Loi anti-casseurs: la belle opération du Sénat

Le Sénat - NurPhoto
Comme une lettre à la poste. Mardi soir, les sénateurs ont définitivement adopté, en seconde lecture, la proposition de loi anti-casseurs, et ce en votant conforme le texte qui leur avait été renvoyé par l'Assemblée nationale. Sur 343 votants, 210 ont voté pour, 115 contre.
Les députés La République en marche les plus rétifs à l'égard de certaines dispositions du texte - notamment l'interdiction administrative de manifester - se trouvent ainsi court-circuités. La balle est désormais dans le camp du Conseil constitutionnel, saisi par Emmanuel Macron lui-même.
Un texte LR récupéré par l'exécutif
Pour le Sénat, c'est une autre histoire. Initialement déposée en juin dernier par Bruno Retailleau, la proposition de loi intitulée "prévenir et sanctionner les violences lors des manifestations" a végété dans les couloirs du palais Bourbon avant d'être récupérée par l'exécutif au pic de la crise des gilets jaunes. Du pain béni pour des sénateurs Les Républicains au plus fort, l'affaire Benalla aidant, de leurs velléités d'indépendance vis-à-vis d'Emmanuel Macron.
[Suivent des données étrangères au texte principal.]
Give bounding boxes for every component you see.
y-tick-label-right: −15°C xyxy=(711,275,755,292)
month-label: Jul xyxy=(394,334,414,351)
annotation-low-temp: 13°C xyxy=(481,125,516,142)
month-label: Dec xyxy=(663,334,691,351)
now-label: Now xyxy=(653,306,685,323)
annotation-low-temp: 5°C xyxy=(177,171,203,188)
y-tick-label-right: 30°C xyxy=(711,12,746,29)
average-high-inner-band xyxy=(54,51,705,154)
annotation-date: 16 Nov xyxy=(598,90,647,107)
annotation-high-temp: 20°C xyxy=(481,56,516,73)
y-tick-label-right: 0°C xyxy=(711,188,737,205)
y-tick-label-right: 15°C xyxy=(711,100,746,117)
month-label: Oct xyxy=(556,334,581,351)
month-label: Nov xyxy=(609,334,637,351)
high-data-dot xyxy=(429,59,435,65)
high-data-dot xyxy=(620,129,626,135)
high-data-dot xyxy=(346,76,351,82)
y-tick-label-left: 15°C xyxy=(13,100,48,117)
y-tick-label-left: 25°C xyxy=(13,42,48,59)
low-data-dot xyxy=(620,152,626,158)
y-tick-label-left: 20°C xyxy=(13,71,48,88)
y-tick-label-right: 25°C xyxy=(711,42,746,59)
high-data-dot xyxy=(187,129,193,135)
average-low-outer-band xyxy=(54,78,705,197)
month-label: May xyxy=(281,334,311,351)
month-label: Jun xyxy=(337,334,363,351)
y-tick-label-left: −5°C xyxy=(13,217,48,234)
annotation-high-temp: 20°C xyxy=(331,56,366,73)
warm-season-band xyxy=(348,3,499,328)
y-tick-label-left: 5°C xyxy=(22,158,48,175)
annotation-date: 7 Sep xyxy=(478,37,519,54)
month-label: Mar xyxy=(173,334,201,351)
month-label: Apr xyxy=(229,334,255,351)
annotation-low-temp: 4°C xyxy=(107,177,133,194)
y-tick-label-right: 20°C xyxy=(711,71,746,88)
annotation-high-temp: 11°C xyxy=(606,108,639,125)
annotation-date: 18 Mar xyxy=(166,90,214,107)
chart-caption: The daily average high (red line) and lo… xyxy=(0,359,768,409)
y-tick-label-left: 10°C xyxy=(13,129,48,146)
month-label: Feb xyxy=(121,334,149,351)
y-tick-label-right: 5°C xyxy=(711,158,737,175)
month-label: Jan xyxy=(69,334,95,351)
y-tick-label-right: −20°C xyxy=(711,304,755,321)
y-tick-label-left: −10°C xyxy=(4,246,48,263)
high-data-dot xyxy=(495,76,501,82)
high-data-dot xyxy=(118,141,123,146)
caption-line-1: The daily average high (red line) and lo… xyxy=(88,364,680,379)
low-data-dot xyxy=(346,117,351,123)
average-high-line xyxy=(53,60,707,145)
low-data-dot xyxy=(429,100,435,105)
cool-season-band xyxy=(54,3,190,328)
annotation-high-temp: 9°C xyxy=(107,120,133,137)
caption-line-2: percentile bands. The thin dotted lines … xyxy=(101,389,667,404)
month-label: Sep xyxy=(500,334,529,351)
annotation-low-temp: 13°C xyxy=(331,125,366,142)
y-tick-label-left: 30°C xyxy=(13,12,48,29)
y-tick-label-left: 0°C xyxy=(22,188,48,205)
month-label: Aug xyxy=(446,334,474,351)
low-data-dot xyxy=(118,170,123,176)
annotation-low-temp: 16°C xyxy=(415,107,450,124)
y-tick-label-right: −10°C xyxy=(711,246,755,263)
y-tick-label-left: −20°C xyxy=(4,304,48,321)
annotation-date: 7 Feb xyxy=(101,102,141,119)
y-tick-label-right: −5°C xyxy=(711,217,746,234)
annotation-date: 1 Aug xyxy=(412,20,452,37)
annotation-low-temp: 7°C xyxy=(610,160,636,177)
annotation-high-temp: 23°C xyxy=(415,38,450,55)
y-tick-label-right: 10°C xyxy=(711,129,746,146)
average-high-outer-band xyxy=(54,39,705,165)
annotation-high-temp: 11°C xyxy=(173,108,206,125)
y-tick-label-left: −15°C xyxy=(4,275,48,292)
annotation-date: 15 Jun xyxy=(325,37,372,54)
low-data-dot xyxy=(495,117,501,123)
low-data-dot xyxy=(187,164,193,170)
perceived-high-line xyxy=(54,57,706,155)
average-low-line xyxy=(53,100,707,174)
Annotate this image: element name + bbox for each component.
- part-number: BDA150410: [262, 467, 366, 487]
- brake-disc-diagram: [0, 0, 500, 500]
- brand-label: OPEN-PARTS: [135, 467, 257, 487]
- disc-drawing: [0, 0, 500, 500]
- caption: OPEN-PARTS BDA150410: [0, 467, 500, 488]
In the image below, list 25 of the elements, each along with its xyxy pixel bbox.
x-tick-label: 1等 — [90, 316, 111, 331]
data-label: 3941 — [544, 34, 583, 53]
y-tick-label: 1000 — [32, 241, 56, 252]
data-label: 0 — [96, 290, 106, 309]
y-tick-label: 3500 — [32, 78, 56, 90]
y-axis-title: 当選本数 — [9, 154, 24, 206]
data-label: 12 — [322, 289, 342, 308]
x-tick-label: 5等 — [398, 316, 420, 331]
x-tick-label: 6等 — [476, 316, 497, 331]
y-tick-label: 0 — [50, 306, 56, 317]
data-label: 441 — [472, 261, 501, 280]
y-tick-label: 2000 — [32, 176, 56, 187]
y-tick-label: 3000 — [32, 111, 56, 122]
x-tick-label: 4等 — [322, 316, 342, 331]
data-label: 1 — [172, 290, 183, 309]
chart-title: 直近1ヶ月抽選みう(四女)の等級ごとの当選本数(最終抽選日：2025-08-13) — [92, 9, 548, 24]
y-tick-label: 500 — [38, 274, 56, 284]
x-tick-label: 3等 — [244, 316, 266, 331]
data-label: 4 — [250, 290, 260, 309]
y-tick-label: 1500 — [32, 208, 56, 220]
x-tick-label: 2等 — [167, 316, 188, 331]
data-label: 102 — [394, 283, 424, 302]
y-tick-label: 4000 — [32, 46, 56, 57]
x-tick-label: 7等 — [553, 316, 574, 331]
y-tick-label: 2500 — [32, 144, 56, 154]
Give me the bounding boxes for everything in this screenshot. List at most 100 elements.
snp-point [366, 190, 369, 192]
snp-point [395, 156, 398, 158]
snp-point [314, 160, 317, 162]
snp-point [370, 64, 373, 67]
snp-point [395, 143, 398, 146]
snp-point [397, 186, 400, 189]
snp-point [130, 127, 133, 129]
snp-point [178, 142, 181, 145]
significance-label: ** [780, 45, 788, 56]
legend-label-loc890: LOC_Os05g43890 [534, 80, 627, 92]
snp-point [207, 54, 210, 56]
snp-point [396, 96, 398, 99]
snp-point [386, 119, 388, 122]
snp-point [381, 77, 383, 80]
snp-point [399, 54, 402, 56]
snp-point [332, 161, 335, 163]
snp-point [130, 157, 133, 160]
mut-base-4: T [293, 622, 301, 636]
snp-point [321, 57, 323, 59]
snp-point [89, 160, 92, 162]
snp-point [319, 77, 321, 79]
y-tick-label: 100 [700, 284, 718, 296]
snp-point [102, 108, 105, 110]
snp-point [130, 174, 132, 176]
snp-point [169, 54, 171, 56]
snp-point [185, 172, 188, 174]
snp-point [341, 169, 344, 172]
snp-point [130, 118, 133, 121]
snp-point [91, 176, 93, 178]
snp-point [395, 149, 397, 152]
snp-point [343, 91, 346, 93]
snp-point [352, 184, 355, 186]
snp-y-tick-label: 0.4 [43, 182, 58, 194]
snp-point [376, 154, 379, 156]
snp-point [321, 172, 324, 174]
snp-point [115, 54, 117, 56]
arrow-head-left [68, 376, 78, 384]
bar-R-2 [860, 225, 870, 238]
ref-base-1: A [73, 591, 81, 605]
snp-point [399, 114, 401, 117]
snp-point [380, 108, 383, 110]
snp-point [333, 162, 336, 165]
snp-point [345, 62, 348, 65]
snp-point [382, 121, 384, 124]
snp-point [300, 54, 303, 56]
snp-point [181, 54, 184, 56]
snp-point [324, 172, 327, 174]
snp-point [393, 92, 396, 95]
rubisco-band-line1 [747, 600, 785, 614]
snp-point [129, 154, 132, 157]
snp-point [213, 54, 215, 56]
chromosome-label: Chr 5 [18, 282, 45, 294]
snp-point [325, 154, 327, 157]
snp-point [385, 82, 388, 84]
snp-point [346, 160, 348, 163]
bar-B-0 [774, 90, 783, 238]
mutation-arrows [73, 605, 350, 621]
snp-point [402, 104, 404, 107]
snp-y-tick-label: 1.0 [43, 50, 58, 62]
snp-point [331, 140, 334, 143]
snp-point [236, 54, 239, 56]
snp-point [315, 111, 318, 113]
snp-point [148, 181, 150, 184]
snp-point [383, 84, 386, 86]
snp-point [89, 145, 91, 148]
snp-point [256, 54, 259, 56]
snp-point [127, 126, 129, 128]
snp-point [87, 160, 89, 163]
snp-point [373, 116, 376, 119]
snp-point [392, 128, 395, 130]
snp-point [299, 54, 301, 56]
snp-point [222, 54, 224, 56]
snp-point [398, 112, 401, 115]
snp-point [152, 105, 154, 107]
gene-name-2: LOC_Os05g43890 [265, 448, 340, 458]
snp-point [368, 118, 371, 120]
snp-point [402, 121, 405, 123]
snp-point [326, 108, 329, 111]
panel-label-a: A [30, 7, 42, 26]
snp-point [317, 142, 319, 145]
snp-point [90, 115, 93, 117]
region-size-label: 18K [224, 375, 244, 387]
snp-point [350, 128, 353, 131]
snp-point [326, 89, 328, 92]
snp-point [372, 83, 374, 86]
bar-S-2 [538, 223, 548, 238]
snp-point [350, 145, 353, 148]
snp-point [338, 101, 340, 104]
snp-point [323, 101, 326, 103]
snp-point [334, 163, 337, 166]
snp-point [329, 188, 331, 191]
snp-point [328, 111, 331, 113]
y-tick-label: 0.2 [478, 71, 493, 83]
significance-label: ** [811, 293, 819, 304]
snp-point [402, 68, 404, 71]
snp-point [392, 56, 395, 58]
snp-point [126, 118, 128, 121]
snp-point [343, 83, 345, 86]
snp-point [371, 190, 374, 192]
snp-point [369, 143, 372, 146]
Rappelons qu'au moment du vote du texte à l'Assemblée nationale, 49 députés LaREM ont choisi de s'abstenir. Une première en macronie, quand bien même le spectre d'une véritable fronde (avec des votes contre) demeure lointain.
Gêner ou ne pas gêner?
Comme le racontait L'Opinion dès le 26 février, plusieurs semaines après ce soubresaut, les différents chefs de file de la droite sénatoriale ont très vite acté l'idée du vote conforme. Idem pour le groupe Union centriste (UC), présidé par Hervé Marseille.
"La droite était bien plus divisée qu'il n'y paraît", affirme pourtant un sénateur LaREM bien informé.
"Certains voulaient davantage compliquer la vie du gouvernement en durcissant le texte et, ainsi, provoquer de nouveaux débats au sein de la majorité à l'Assemblée nationale. D'autres ne voulaient pas créer de gêne et, pour des questions de planning et d'efficacité, militaient pour que le texte aboutisse", raconte-t-il, ajoutant que Bruno Retailleau a su, comme toujours, bien manœuvrer et tenir ses troupes.
Risque de défections centristes
Dans les rangs macronistes de la Chambre haute, le leitmotiv était davantage de permettre au gouvernement d'avancer vite en contournant les dissonances. "Beaucoup des élus issus de la gauche ne voulaient pas voter le texte", explique le sénateur LaREM Alain Richard à BFMTV.com.
"J'ai dit aux équipes de Christophe Castaner qu'il risquait d'y avoir pas mal de défections centristes. Le groupe radical est généralement très 'droits de l'homme', par exemple. Mais je me suis lourdement trompé, car Hervé Marseille a tenu son groupe en permettant aux critiques de s'exprimer. Résultat, 34 ont voté pour", se réjouit l'ancien ministre de la Défense.
Un détail qui vaut ce qu'il vaut: au sein du groupe UC, Jean-Marie Vanlerenberghe, très proche de François Bayrou, a voté contre le texte.
Quoi qu'il en soit, le groupe LR du Sénat a mené une belle opération, reconnaît-on dans les rangs de LaREM. Certains élus Républicains étaient même surpris que la majorité à l'Assemblée nationale durcisse le texte. "Ils nous ont doublés sur notre droite", s'était étonné Bruno Retailleau auprès de L'Opinion. Un sénateur macroniste résume: "C'est derrière nous maintenant. Et ce n'est pas plus mal."